Last Wednesday was the first time I flew on jetBlue Airways. This by itself is hard to believe. I fly between 50,000 and 100,000 miles a year, on average at least one trip every other week. I have gone all the way from California to New York for an overnight and a single meeting, and after all these years I have never flown on jetBlue?
I enjoyed the flight. I liked the extra leg room. I turned off the TV on the seatback in front of me. I find constant television drivel annoying. The seats were large and comfortable. The service okay. I didn’t care for the lackadaisical attitude of the gate agents, but they were not bad, just neutral. I was in New York City, after all.
The jetBlue terminal in New York is Number 6. They are building a new one, Number 5, and will move into it later in 2008. Number 6 is a very old terminal. The layout is the circular pods that were popular in the 1950s and 1960s. I hallway leads into a round pod, with eight gates in eight directions, a number of seats and a service counter placed in front of every gate. In the middle there is either a coffeeshop or a bar, sometimes bathrooms. When the Jetsons were on television, these airline terminals looked space age, futuristic and definitely cool. When we traveled then, we were priviledged.
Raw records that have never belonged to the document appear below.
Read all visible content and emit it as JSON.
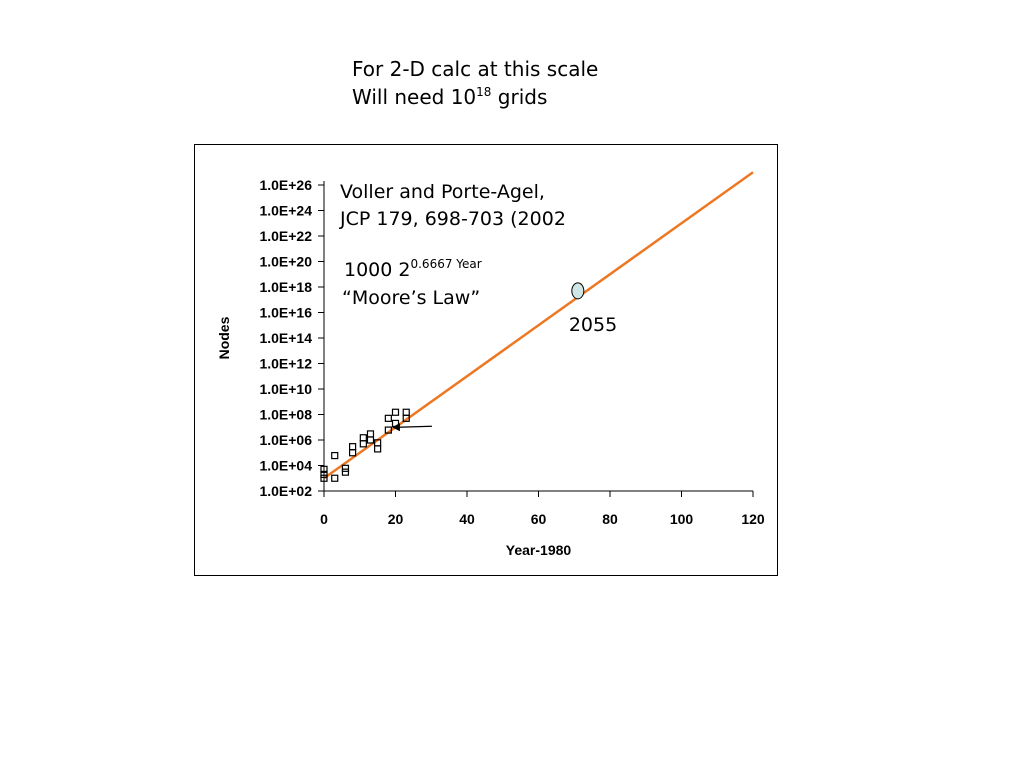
{
  "heading": {
    "line1": "For 2-D calc at this scale",
    "line2_prefix": "Will need 10",
    "line2_exponent": "18",
    "line2_suffix": " grids"
  },
  "chart_data": {
    "type": "scatter",
    "xlabel": "Year-1980",
    "ylabel": "Nodes",
    "xlim": [
      0,
      120
    ],
    "ylim_log10": [
      2,
      26
    ],
    "y_scale": "log",
    "grid": false,
    "x_ticks": [
      "0",
      "20",
      "40",
      "60",
      "80",
      "100",
      "120"
    ],
    "y_ticks": [
      "1.0E+02",
      "1.0E+04",
      "1.0E+06",
      "1.0E+08",
      "1.0E+10",
      "1.0E+12",
      "1.0E+14",
      "1.0E+16",
      "1.0E+18",
      "1.0E+20",
      "1.0E+22",
      "1.0E+24",
      "1.0E+26"
    ],
    "trend": {
      "formula_base": "1000 2",
      "formula_exponent": "0.6667 Year",
      "label": "“Moore’s Law”",
      "y_at_x0": 1000,
      "y_at_x120": 1e+27,
      "color": "#ee7722"
    },
    "citation": {
      "line1": "Voller and Porte-Agel,",
      "line2": "JCP 179, 698-703 (2002"
    },
    "highlight": {
      "label": "2055",
      "x": 71,
      "y": 5e+17,
      "color": "#cfe6e6"
    },
    "points": [
      {
        "x": 0,
        "y": 2000.0
      },
      {
        "x": 0,
        "y": 5000.0
      },
      {
        "x": 0,
        "y": 1000.0
      },
      {
        "x": 3,
        "y": 1000.0
      },
      {
        "x": 3,
        "y": 60000.0
      },
      {
        "x": 6,
        "y": 3000.0
      },
      {
        "x": 6,
        "y": 6000.0
      },
      {
        "x": 8,
        "y": 100000.0
      },
      {
        "x": 8,
        "y": 300000.0
      },
      {
        "x": 11,
        "y": 500000.0
      },
      {
        "x": 11,
        "y": 1500000.0
      },
      {
        "x": 13,
        "y": 1000000.0
      },
      {
        "x": 13,
        "y": 3000000.0
      },
      {
        "x": 15,
        "y": 200000.0
      },
      {
        "x": 15,
        "y": 600000.0
      },
      {
        "x": 18,
        "y": 6000000.0
      },
      {
        "x": 18,
        "y": 50000000.0
      },
      {
        "x": 20,
        "y": 20000000.0
      },
      {
        "x": 20,
        "y": 150000000.0
      },
      {
        "x": 23,
        "y": 50000000.0
      },
      {
        "x": 23,
        "y": 150000000.0
      }
    ],
    "arrow_target": {
      "x": 19,
      "y": 10000000.0
    }
  }
}
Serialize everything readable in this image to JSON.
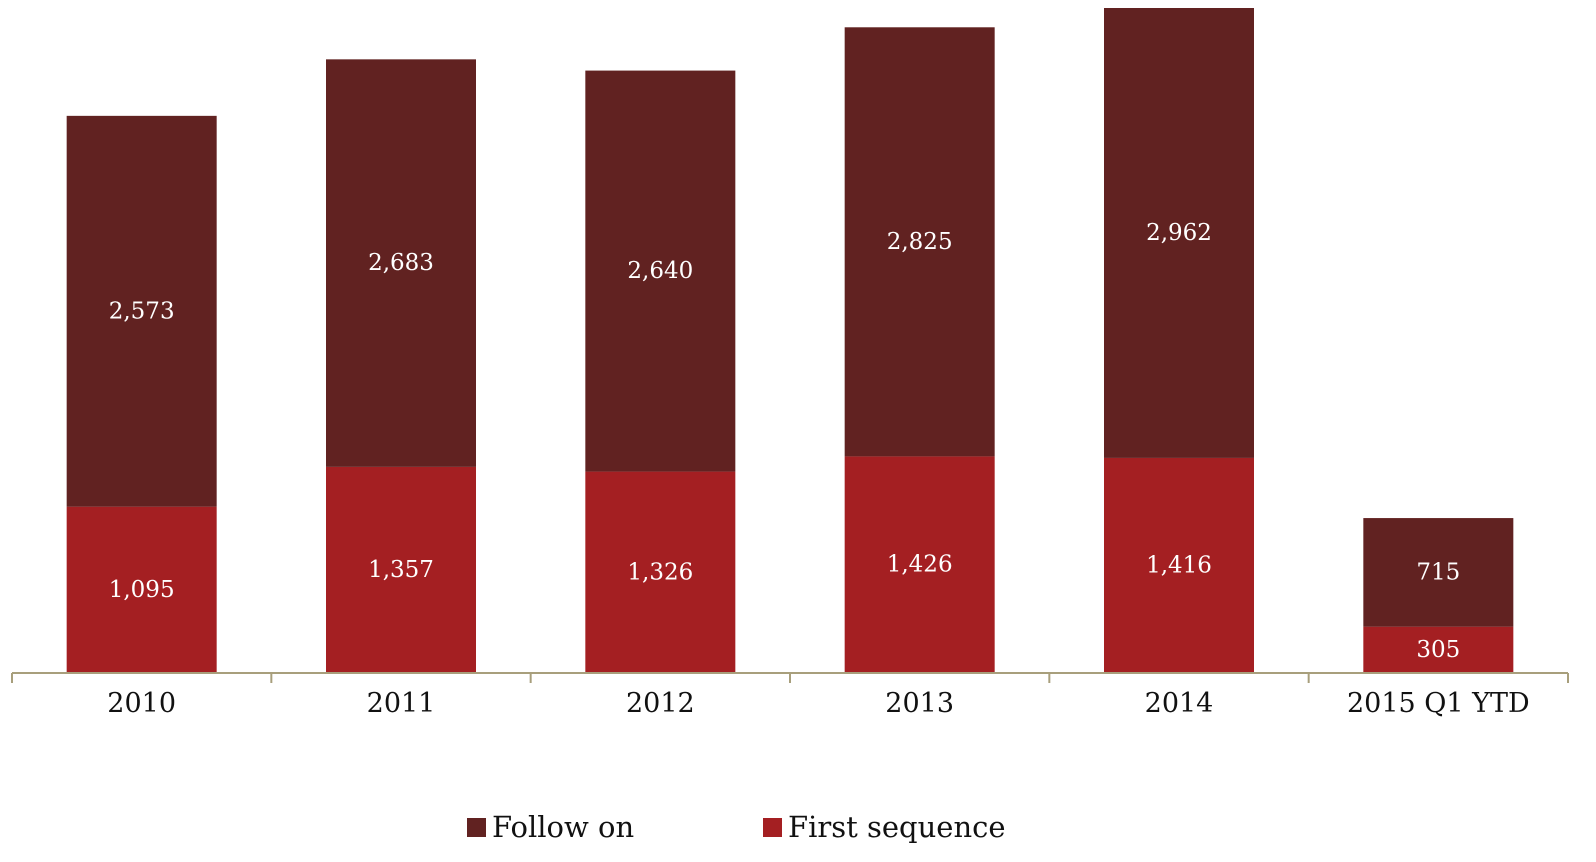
{
  "chart_data": {
    "type": "bar",
    "stacked": true,
    "categories": [
      "2010",
      "2011",
      "2012",
      "2013",
      "2014",
      "2015 Q1 YTD"
    ],
    "series": [
      {
        "name": "First sequence",
        "values": [
          1095,
          1357,
          1326,
          1426,
          1416,
          305
        ],
        "labels": [
          "1,095",
          "1,357",
          "1,326",
          "1,426",
          "1,416",
          "305"
        ],
        "color": "#a41f22"
      },
      {
        "name": "Follow on",
        "values": [
          2573,
          2683,
          2640,
          2825,
          2962,
          715
        ],
        "labels": [
          "2,573",
          "2,683",
          "2,640",
          "2,825",
          "2,962",
          "715"
        ],
        "color": "#612221"
      }
    ],
    "legend": {
      "position": "bottom",
      "items": [
        {
          "name": "Follow on",
          "color": "#612221"
        },
        {
          "name": "First sequence",
          "color": "#a41f22"
        }
      ]
    },
    "ylim": [
      0,
      4378
    ],
    "grid": false,
    "axis_color": "#a89f7c"
  }
}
Planes were smaller, and you didn’t need a lot of seats in the waiting areas. Walking in a circle around the pod would sometimes be disorienting. Other cities built terminals just like this one. There are several round pods in Terminal 1 in San Diego. There are others around the nation.
Today, in the real jet age, Jetsons jaded and hokey, these round pod terminals are inadequate. There are not enough seats to accommodate the planes we now use. There is no place for power outlets for people to work on computers or charge their phones. There isn’t enough room for the services that we expect at airports. One bar, one newstand or one coffee shop is not enough for eight gates. And where are the bathrooms? At JFK they are downstairs. You get to walk down a spiral staircase around the center hub, which holds an elevator. Again, space age in the fifties, but awkward today.
What was futuristic 30 or 40 years ago is strange today. We don’t have flying taxis. We don’t have commercial space travel, even though we were sure that by 2000 we’d be flying to Frankfurt in two hours, starting in the JFK pods. We can’t call Scotty to beam us up.
Nothing much changed, except the buildings wore out.
And I can store 80 gigabytes of data, probably the storage capacity of the entire globe in 1950, on a single iPod that fits into my breast pocket. Nobody predicted that when the Jetsons were around.